Many of these conspiracy theories are propagated by websites that clearly have an agenda or are selling a product.  I found several that were promoting “vaccine alternatives” for a tidy sum of cash.  Many of these products were homeopathic (which equates to worthless) and provided no scientific backing for their claims. A red flag in almost every site was their reliance on anecdotes and personal stories to propagate their message.  While this is engaging and emotionally appealing, it does nothing to establish the truth of their claims.  I agree with many who say we all must take responsibility for our health decisions, but part of that responsibility is researching legitimate science and not listening to pseudo-science propaganda.  The amount of outright falsehoods and misinformation spewed on some webpages I researched was frightening.  Statements like, “Fully vaccinated children are the unhealthiest, most chronically ill children I know,” which appears prominently on one anti-vaccine site, is illustrative of such vast illogical reasoning I hesitate to even draw attention to it, but it is a great example of what is wrong with these arguments.  The author bases her opinion on talking to a few of her like-minded friends at playgroup yet uses this conclusion as a foundation for her disdain of vaccines.  She falls into the trap of using personal testimony as evidence of cause and effect.  This is a classic ploy used by the anti vaccine crowd who assume an association is the cause of a condition when in reality no such cause and effect exists (as proven in many studies).

Many anti-vaccers quote as evidence of their crusade a seminal paper from 1998 published in The Lancet by Dr.Andrew Wakefield and colleagues.  His work, involving only 12 subjects (ridiculously small for a scientific study), suggested that the measles, mumps, and rubella (MMR) vaccine may predispose to behavioral regression and pervasive developmental disorder in children, i.e. autism like symptoms.  Shortly after publication, 10 of the 12 authors wrote a retraction stating, “no causal link was established between MMR vaccine and autism as the data were insufficient.”  It was later learned that much of the data was actually fabricated by Wakefield, yet this study is still held up as evidence of vaccine danger.
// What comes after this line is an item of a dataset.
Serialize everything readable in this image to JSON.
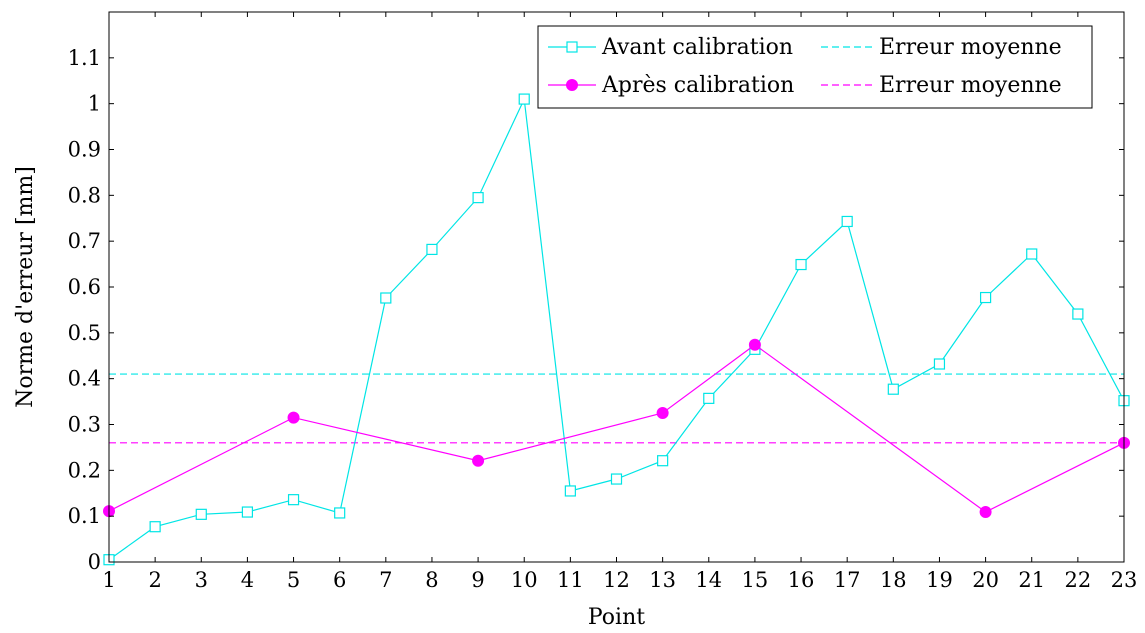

Enough of the negative. What is there to gain from properly vaccinating  your child?  The Centers for Disease Control estimate that vaccines given over the past two decades will prevent 322 million illnesses, 21 million hospitalizations, 732,000 deaths, and save upwards of $295 billion in direct health care expenditures.    

The science is clear: vaccines are safe and effective.  The evidence is overwhelming that this bastion of modern medical preventive care should be widely and confidently accepted by us all.

This article appears in the August 2019 issue of Augusta Family Magazine.